Adeguare il sistema di gestione della qualità alle aspettative normative senza eccedere
Le startup spesso si chiedono: «Quanto deve essere esteso un sistema di gestione della qualità?» La risposta ideale è che dovrebbe essere sufficientemente esteso da dimostrare il controllo sugli aspetti fondamentali, ovvero la sicurezza, le prestazioni e la gestione del cambiamento.
Nel US , le autorità di regolamentazione valutano se l'azienda disponga di controlli di progettazione efficaci, di una disciplina di convalida e di solidi processi di qualità; le aspettativeFDA in materia di sistema di qualità e controllo della progettazione forniscono un contesto importante per comprendere come un sistema conforme venga interpretato nella pratica.
Nell'Unione Europea, le aspettative sono definite dal Regolamento sui dispositivi medici (MDR) e dal Regolamento sui dispositivi diagnostici in vitro (IVDR) dell'UE, con la supervisione degli organismi notificati; le autorità di regolamentazione valutano la conformità ai requisiti generali di sicurezza e prestazione dell'Allegato I, la gestione del rischio (allineata alla norma ISO 14971), la valutazione clinica, la sorveglianza post-commercializzazione e l'efficacia del sistema di gestione della qualità del fabbricante (tipicamente allineato alla norma ISO 13485).
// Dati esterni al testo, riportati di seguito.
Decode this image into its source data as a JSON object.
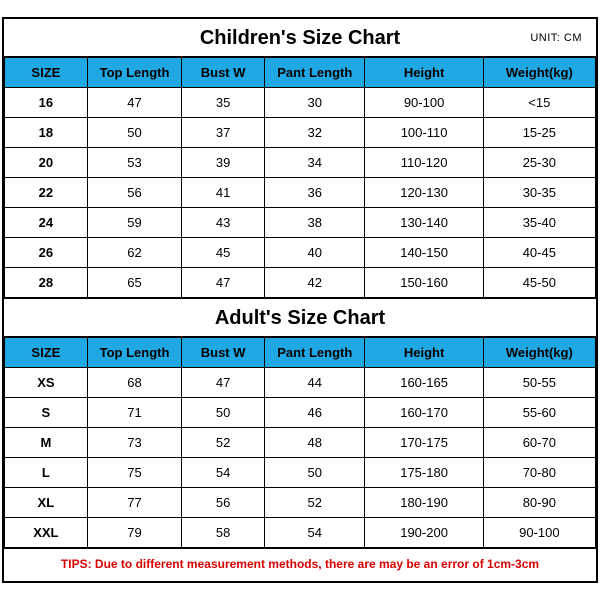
{
  "styling": {
    "header_bg": "#1fa8e4",
    "border_color": "#000000",
    "tips_color": "#d80000",
    "title_fontsize": 20,
    "cell_fontsize": 13,
    "unit_fontsize": 11
  },
  "children": {
    "title": "Children's Size Chart",
    "unit_label": "UNIT: CM",
    "columns": [
      "SIZE",
      "Top Length",
      "Bust W",
      "Pant Length",
      "Height",
      "Weight(kg)"
    ],
    "rows": [
      [
        "16",
        "47",
        "35",
        "30",
        "90-100",
        "<15"
      ],
      [
        "18",
        "50",
        "37",
        "32",
        "100-110",
        "15-25"
      ],
      [
        "20",
        "53",
        "39",
        "34",
        "110-120",
        "25-30"
      ],
      [
        "22",
        "56",
        "41",
        "36",
        "120-130",
        "30-35"
      ],
      [
        "24",
        "59",
        "43",
        "38",
        "130-140",
        "35-40"
      ],
      [
        "26",
        "62",
        "45",
        "40",
        "140-150",
        "40-45"
      ],
      [
        "28",
        "65",
        "47",
        "42",
        "150-160",
        "45-50"
      ]
    ]
  },
  "adult": {
    "title": "Adult's Size Chart",
    "columns": [
      "SIZE",
      "Top Length",
      "Bust W",
      "Pant Length",
      "Height",
      "Weight(kg)"
    ],
    "rows": [
      [
        "XS",
        "68",
        "47",
        "44",
        "160-165",
        "50-55"
      ],
      [
        "S",
        "71",
        "50",
        "46",
        "160-170",
        "55-60"
      ],
      [
        "M",
        "73",
        "52",
        "48",
        "170-175",
        "60-70"
      ],
      [
        "L",
        "75",
        "54",
        "50",
        "175-180",
        "70-80"
      ],
      [
        "XL",
        "77",
        "56",
        "52",
        "180-190",
        "80-90"
      ],
      [
        "XXL",
        "79",
        "58",
        "54",
        "190-200",
        "90-100"
      ]
    ]
  },
  "tips": "TIPS: Due to different measurement methods, there are may be an error of 1cm-3cm"
}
Nel resto del mondo (ROW), i quadri normativi variano ma spesso si allineano ai principi dell'International Medical Device Regulators Forum (IMDRF), della norma ISO 13485 e dei sistemi di classificazione basati sul rischio. Autorità quali Health Canada, TGA (Australia), PMDA Giappone) e altre valutano la maturità dei controlli di progettazione, il rigore della convalida, la gestione dei fornitori e i processi post-commercializzazione, avvalendosi spesso di approvazioni o certificazioni precedenti (ad es. marcatura CE, MDSAP) nell’ambito della loro revisione.
Il principio strategico è la proporzionalità basata sul rischio. Maggiore è il rischio e l'impatto clinico, maggiore è il rigore richiesto. Tuttavia, anche per i prodotti a basso rischio, la mancanza di controlli di base (requisiti poco chiari, test incoerenti, modifiche non controllate) è una causa comune di attrito normativo.
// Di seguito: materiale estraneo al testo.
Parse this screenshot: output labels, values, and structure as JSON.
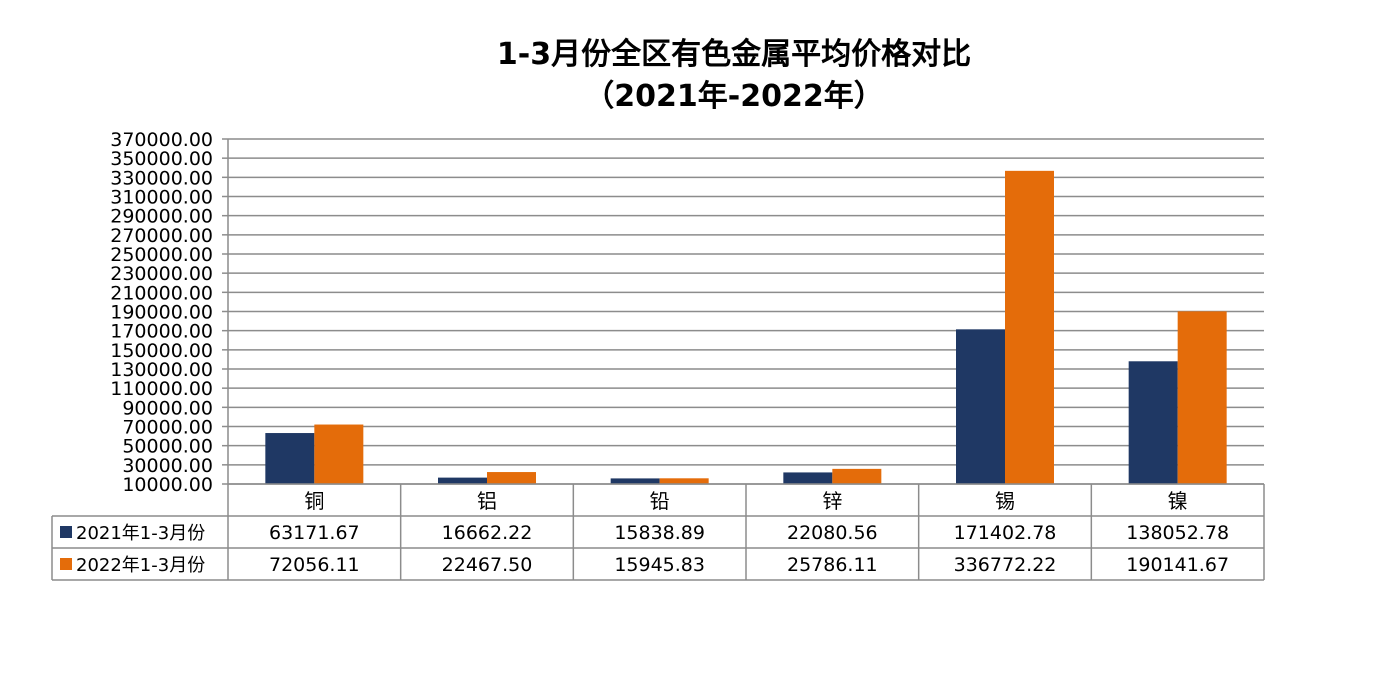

Renderlo scalabile: la mentalità del «sistema di gestione della qualità moderno»
I modelli di sistemi di gestione della qualità SaMD più scalabili presentano alcune caratteristiche comuni:
- Il processo è integrato negli strumenti (ad esempio, il controllo delle modifiche integrato con il monitoraggio dei problemi, le prove di convalida collegate agli artefatti CI/CD).
- La tracciabilità è automatizzata ove possibile, riducendo così gli errori umani e il lavoro di compilazione manuale.
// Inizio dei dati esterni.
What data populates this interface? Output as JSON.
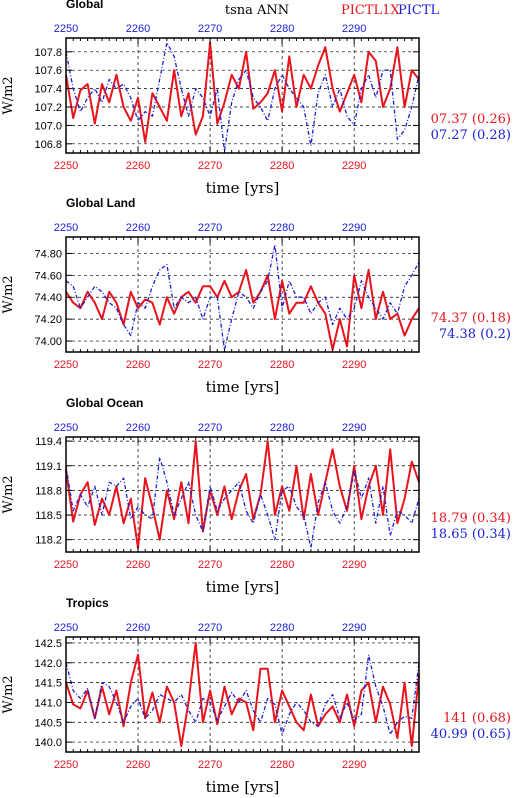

- La struttura è snella ma coerente, quindi la stessa logica viene applicata a tutte le versioni e a tutti i record.
È così che le aziende evitano di considerare il «sistema di gestione della qualità» come un costo aggiuntivo e lo trasformano in un «sistema operativo».
Prospettiva conclusiva
Un SaMD ben strutturato rappresenta un investimento nella certezza che il software funzioni come previsto, che i rischi siano gestiti in modo sistematico e che i cambiamenti siano regolati con rigore. Quando i controlli ISO 13485 sono concepiti per adattarsi alle realtà del software e la conformità alla norma IEC 62304 viene considerata come un modello pratico per l'intero ciclo di vita, le startup possono migliorare la qualità senza aumentare la burocrazia.
In pratica, i team che considerano il sistema di gestione della qualità (QMS) come una disciplina che copre l'intero ciclo di vita, integrando la conservazione delle prove, i controlli dei rischi e la gestione delle modifiche, tendono ad allinearsi in modo più coerente alle aspettative delineate nella Guida completa alla conformità e alla registrazione globale del software come dispositivo medico (SaMD).